While announcing the general availability of geo-replication for Redis Cache, we would also like to take the opportunity to express our gratitude to everyone who has participated in the public preview. Your feedback has been invaluable to us and helped validate our implementation. Thank you!
Setting up geo-replication in Redis Cache
Geo-replication is a feature of the premium tier of Azure Redis Cache. You need a pair of premium cache instances before you can use geo-replication. If you already have a premium cache, you just need to add another one in a secondary Azure Region of your choice. If you are currently using a basic or standard instance, you will have to upgrade it to premium before you can enable geo-replication for that. Currently you can set up only one geo-replicated cache with each primary cache. While there is no restriction on where you can place them, we recommend that you put your caches in different Azure Regions for better resiliency.

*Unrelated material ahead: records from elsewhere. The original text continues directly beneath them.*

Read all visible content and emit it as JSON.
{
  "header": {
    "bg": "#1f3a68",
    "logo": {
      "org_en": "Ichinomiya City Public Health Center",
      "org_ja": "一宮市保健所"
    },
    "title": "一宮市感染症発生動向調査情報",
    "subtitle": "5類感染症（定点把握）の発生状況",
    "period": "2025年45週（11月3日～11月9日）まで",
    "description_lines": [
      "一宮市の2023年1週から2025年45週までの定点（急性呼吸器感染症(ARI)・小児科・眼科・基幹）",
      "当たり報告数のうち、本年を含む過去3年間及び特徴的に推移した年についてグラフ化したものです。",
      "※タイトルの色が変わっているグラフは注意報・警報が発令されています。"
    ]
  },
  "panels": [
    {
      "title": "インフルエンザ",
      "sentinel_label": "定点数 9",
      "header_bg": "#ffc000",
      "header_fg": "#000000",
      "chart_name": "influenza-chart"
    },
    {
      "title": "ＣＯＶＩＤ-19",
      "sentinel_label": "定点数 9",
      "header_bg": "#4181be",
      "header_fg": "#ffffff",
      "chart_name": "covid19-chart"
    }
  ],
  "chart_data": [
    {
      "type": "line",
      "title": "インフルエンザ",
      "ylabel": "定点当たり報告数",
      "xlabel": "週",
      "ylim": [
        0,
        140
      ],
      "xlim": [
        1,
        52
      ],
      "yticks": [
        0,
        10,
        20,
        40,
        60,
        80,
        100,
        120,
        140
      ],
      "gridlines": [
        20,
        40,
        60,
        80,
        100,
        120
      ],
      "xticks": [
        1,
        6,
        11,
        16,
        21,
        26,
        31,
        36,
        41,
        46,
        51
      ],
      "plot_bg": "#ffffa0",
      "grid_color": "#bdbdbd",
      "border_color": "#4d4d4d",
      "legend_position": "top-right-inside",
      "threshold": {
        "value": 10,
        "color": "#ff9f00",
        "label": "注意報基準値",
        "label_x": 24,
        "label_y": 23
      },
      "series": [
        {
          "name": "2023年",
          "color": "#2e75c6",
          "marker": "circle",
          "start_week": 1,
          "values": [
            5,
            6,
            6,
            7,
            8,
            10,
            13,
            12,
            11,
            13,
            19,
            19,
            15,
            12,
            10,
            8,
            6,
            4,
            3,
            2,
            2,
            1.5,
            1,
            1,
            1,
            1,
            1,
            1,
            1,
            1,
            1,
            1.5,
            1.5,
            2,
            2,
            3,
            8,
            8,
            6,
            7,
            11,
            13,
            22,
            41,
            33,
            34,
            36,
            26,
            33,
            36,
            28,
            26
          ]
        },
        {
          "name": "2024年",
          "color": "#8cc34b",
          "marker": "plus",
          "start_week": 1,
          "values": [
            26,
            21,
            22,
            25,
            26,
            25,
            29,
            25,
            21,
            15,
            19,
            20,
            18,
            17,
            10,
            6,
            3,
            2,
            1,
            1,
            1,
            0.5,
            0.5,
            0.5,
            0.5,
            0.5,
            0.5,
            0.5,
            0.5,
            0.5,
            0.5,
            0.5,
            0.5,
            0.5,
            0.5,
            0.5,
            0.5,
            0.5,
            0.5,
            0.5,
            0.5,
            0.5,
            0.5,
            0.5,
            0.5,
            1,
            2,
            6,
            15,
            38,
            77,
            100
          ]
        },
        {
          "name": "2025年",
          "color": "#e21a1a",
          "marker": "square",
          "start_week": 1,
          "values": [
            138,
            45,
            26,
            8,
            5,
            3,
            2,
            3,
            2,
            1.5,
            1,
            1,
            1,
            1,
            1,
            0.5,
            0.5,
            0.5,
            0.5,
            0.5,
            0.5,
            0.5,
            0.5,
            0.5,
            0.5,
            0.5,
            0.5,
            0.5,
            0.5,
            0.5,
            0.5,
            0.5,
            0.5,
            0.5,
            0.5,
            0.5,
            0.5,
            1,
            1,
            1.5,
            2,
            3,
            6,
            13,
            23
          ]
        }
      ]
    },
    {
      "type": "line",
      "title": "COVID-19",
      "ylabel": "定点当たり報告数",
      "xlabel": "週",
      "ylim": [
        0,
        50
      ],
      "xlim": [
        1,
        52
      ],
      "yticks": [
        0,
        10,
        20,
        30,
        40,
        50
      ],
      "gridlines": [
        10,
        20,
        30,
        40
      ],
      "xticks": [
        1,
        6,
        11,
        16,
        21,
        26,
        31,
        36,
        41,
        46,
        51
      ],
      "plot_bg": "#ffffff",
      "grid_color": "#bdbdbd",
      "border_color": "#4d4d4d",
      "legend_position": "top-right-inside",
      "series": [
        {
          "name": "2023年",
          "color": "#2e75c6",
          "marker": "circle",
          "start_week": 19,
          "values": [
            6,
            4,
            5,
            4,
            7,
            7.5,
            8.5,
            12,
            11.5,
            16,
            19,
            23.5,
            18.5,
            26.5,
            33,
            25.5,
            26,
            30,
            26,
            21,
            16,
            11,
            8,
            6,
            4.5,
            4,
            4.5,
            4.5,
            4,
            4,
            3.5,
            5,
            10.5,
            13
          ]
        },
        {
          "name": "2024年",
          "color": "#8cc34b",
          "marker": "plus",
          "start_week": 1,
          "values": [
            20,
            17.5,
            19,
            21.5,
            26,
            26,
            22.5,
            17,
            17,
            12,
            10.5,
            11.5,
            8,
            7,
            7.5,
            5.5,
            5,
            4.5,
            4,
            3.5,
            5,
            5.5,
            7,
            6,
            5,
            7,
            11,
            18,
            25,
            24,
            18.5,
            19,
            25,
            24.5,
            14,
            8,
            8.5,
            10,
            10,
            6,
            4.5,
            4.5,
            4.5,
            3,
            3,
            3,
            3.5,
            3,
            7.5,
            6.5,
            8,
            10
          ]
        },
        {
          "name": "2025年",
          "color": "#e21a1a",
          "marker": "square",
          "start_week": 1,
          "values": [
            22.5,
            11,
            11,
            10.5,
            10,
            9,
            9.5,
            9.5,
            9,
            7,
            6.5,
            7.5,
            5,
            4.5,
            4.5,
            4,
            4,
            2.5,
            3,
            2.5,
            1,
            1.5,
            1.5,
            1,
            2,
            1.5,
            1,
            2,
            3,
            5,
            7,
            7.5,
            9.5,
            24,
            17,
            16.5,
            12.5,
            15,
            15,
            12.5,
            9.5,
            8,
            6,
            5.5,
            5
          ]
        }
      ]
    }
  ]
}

You set up geo-replication by linking your two instances of Azure Redis Cache together. The simplest way to do this is using the Azure Portal, and you can see detailed step-by-step instructions in our documentation: How to configure Geo-replication for Azure Redis Cache.
Once your Azure Redis Cache instances are configured for geo-replication, the primary cache instance will process client requests just as before, but the replica will accept data replication from the primary. The replica is available in read-only mode, so you can immediately use it with an application running on the secondary region.

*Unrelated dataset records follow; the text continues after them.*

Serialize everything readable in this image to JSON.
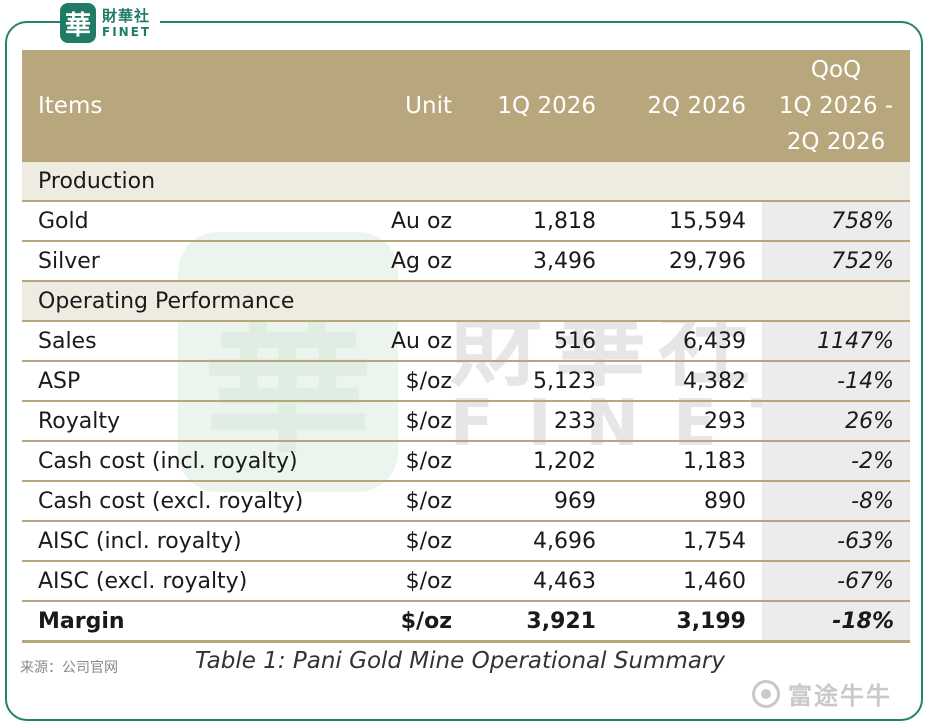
{
  "logo": {
    "mark": "華",
    "cn": "財華社",
    "en": "FINET"
  },
  "table": {
    "headers": {
      "items": "Items",
      "unit": "Unit",
      "q1": "1Q 2026",
      "q2": "2Q 2026",
      "qoq_line1": "QoQ",
      "qoq_line2": "1Q 2026 -",
      "qoq_line3": "2Q 2026"
    },
    "sections": {
      "production": "Production",
      "operating": "Operating Performance"
    },
    "rows": [
      {
        "label": "Gold",
        "unit": "Au oz",
        "q1": "1,818",
        "q2": "15,594",
        "qoq": "758%"
      },
      {
        "label": "Silver",
        "unit": "Ag oz",
        "q1": "3,496",
        "q2": "29,796",
        "qoq": "752%"
      },
      {
        "label": "Sales",
        "unit": "Au oz",
        "q1": "516",
        "q2": "6,439",
        "qoq": "1147%"
      },
      {
        "label": "ASP",
        "unit": "$/oz",
        "q1": "5,123",
        "q2": "4,382",
        "qoq": "-14%"
      },
      {
        "label": "Royalty",
        "unit": "$/oz",
        "q1": "233",
        "q2": "293",
        "qoq": "26%"
      },
      {
        "label": "Cash cost (incl. royalty)",
        "unit": "$/oz",
        "q1": "1,202",
        "q2": "1,183",
        "qoq": "-2%"
      },
      {
        "label": "Cash cost (excl. royalty)",
        "unit": "$/oz",
        "q1": "969",
        "q2": "890",
        "qoq": "-8%"
      },
      {
        "label": "AISC (incl. royalty)",
        "unit": "$/oz",
        "q1": "4,696",
        "q2": "1,754",
        "qoq": "-63%"
      },
      {
        "label": "AISC (excl. royalty)",
        "unit": "$/oz",
        "q1": "4,463",
        "q2": "1,460",
        "qoq": "-67%"
      },
      {
        "label": "Margin",
        "unit": "$/oz",
        "q1": "3,921",
        "q2": "3,199",
        "qoq": "-18%"
      }
    ]
  },
  "watermark": {
    "seal": "華",
    "cn": "財華社",
    "en": "FINET"
  },
  "source": "来源：公司官网",
  "caption": "Table 1: Pani Gold Mine Operational Summary",
  "brand": {
    "name": "富途牛牛"
  },
  "colors": {
    "header": "#b8a77c",
    "frame": "#27806b",
    "section": "#eeebe0"
  }
}
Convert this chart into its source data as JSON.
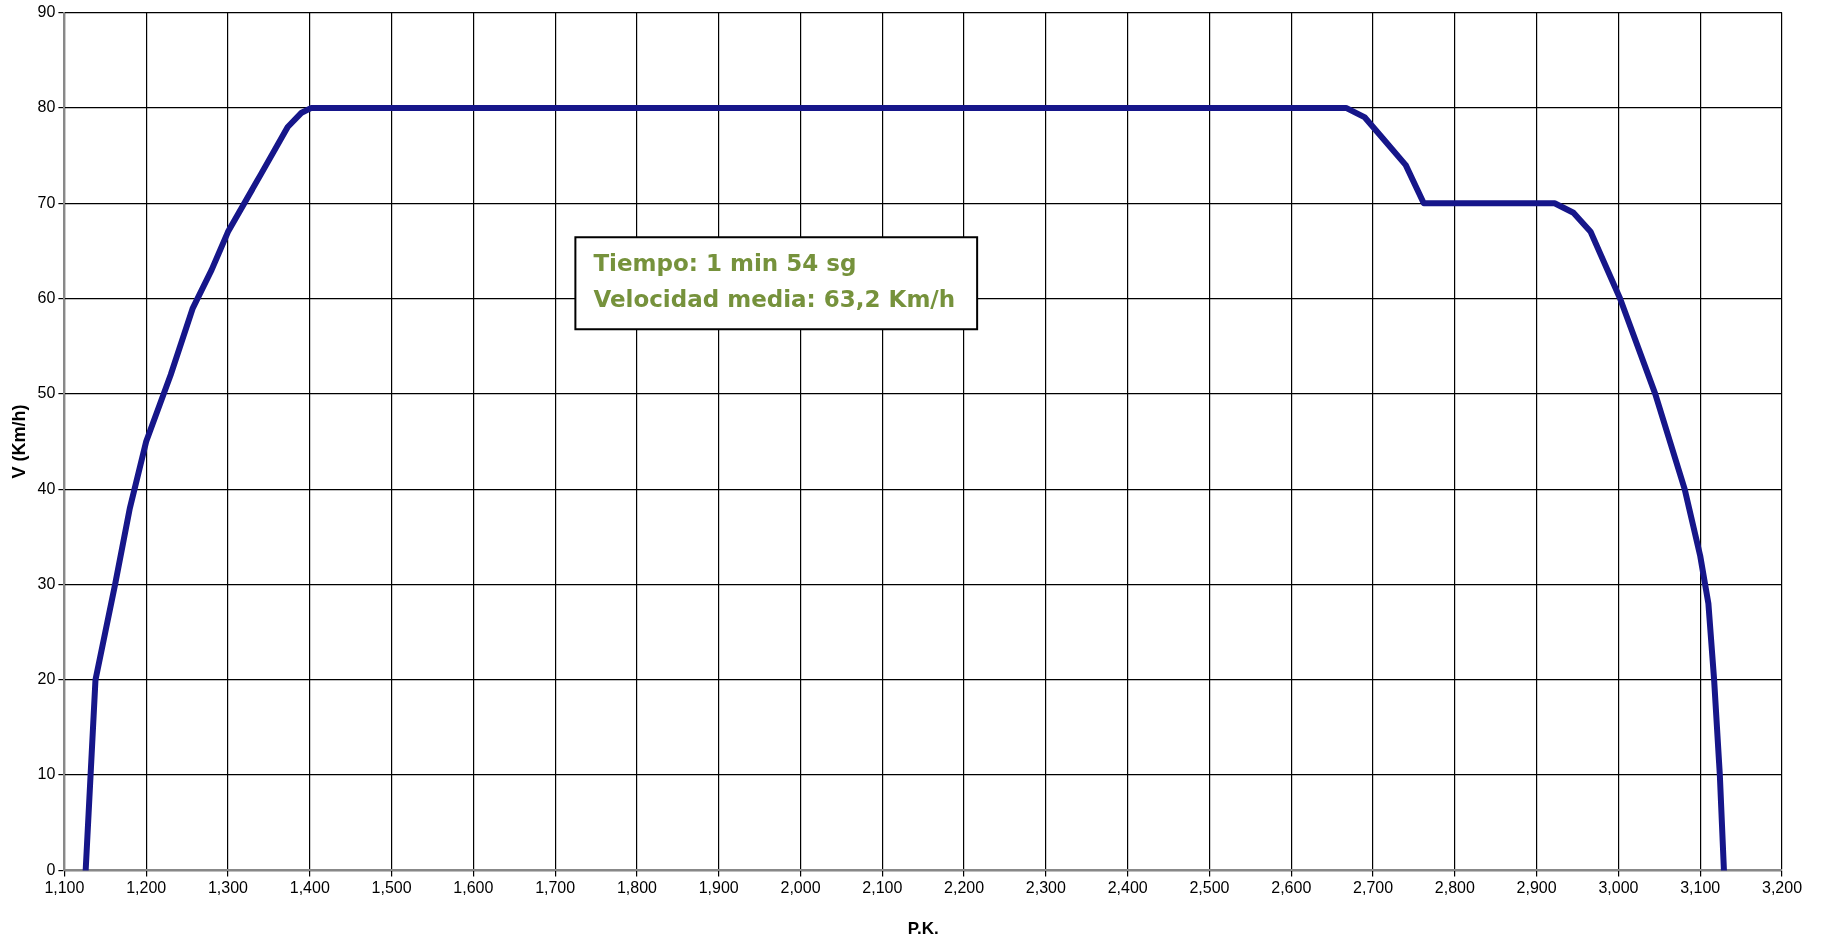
{
  "chart_data": {
    "type": "line",
    "xlabel": "P.K.",
    "ylabel": "V (Km/h)",
    "xlim": [
      1100,
      3200
    ],
    "ylim": [
      0,
      90
    ],
    "xticks": [
      {
        "value": 1100,
        "label": "1,100"
      },
      {
        "value": 1200,
        "label": "1,200"
      },
      {
        "value": 1300,
        "label": "1,300"
      },
      {
        "value": 1400,
        "label": "1,400"
      },
      {
        "value": 1500,
        "label": "1,500"
      },
      {
        "value": 1600,
        "label": "1,600"
      },
      {
        "value": 1700,
        "label": "1,700"
      },
      {
        "value": 1800,
        "label": "1,800"
      },
      {
        "value": 1900,
        "label": "1,900"
      },
      {
        "value": 2000,
        "label": "2,000"
      },
      {
        "value": 2100,
        "label": "2,100"
      },
      {
        "value": 2200,
        "label": "2,200"
      },
      {
        "value": 2300,
        "label": "2,300"
      },
      {
        "value": 2400,
        "label": "2,400"
      },
      {
        "value": 2500,
        "label": "2,500"
      },
      {
        "value": 2600,
        "label": "2,600"
      },
      {
        "value": 2700,
        "label": "2,700"
      },
      {
        "value": 2800,
        "label": "2,800"
      },
      {
        "value": 2900,
        "label": "2,900"
      },
      {
        "value": 3000,
        "label": "3,000"
      },
      {
        "value": 3100,
        "label": "3,100"
      },
      {
        "value": 3200,
        "label": "3,200"
      }
    ],
    "yticks": [
      0,
      10,
      20,
      30,
      40,
      50,
      60,
      70,
      80,
      90
    ],
    "grid": true,
    "legend": false,
    "marker": "none",
    "line_style": "solid",
    "annotations": [
      "Tiempo: 1 min 54 sg",
      "Velocidad media: 63,2 Km/h"
    ],
    "series": [
      {
        "color": "#16168a",
        "x": [
          1126,
          1132,
          1138,
          1150,
          1162,
          1180,
          1200,
          1230,
          1257,
          1280,
          1300,
          1340,
          1373,
          1390,
          1402,
          2667,
          2690,
          2710,
          2740,
          2762,
          2800,
          2922,
          2945,
          2966,
          3002,
          3045,
          3081,
          3100,
          3110,
          3117,
          3124,
          3129
        ],
        "values": [
          0,
          10,
          20,
          25,
          30,
          38,
          45,
          52,
          59,
          63,
          67,
          73,
          78,
          79.5,
          80,
          80,
          79,
          77,
          74,
          70,
          70,
          70,
          69,
          67,
          60,
          50,
          40,
          33,
          28,
          20,
          10,
          0
        ]
      }
    ]
  }
}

For optimal cache performances, customers should always co-locate in the same Azure Region. A Redis cache with the application using typical Azure Redis Cache response times, including roundtrip network latency, are in single-digit milliseconds when both the client and server reside in the same region. Otherwise, the physical distance between two Azure Regions can add significant delays to the overall response time. Because of that, Azure Redis Cache will not automatically failover to a geo-replicated cache in another Region.
In the unlikely event of a regional-level service outage, you would want to orchestrate the geo recovery of your entire application stack to a secondary region through a sequence defined by your business continuity plan. For example, if your application runs in two, fully redundant Azure Regions with requests routed by Traffic Manager, you need to failover the Azure Redis Cache before you instruct Traffic Manager to redirect all incoming requests to the secondary region. You can failover to your geo-replicated, secondary cache at anytime by unlinking it from the primary and configuring your application, presumably in the same Azure Region, to use it instead of the primary. When a geo-replication link between two cache instances is removed, the secondary cache becomes an independent primary and can accept write requests. You can delete a geo-replication link manually using the Azure Portal or automate the action with a PowerShell command.

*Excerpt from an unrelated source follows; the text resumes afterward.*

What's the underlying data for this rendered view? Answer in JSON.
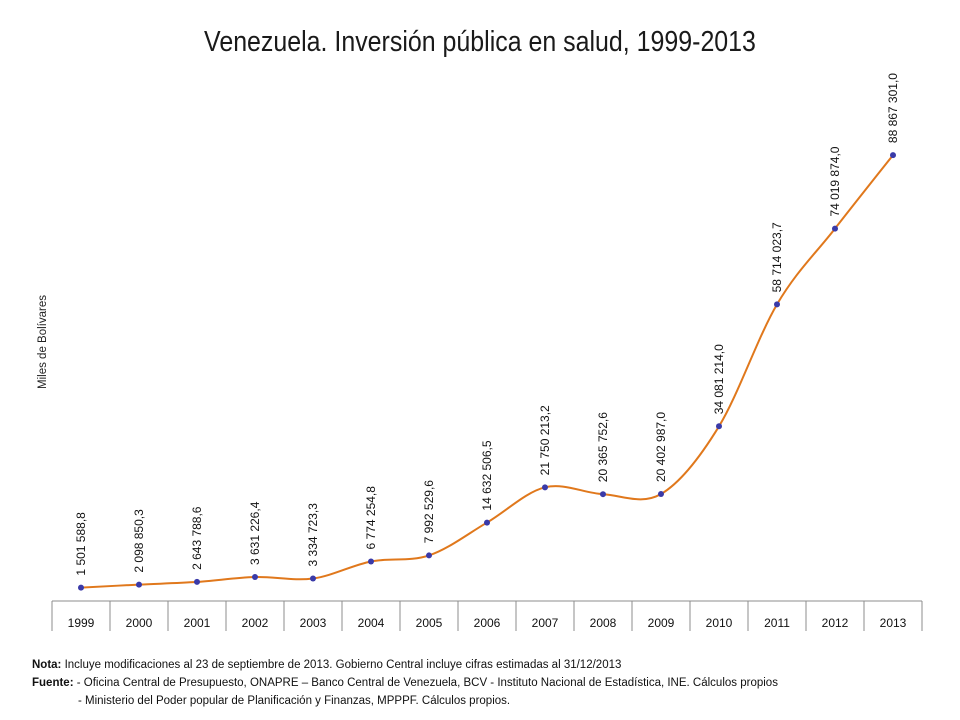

Geo-replication is included in the pricing of the Azure Redis Cache premium tier. However, you will be charged standard fees for any network egress traffic that is resulted from cross-geo data replication.
Give it a try
Azure Redis Cache geo-replication is a valuable tool to protect your important data against unforeseeable disasters. By leveraging this and other Azure services’ geo-redundancy capabilities, you can implement a strong disaster recovery plan for your services running on the cloud, ensuring availability for your mission-critical applications.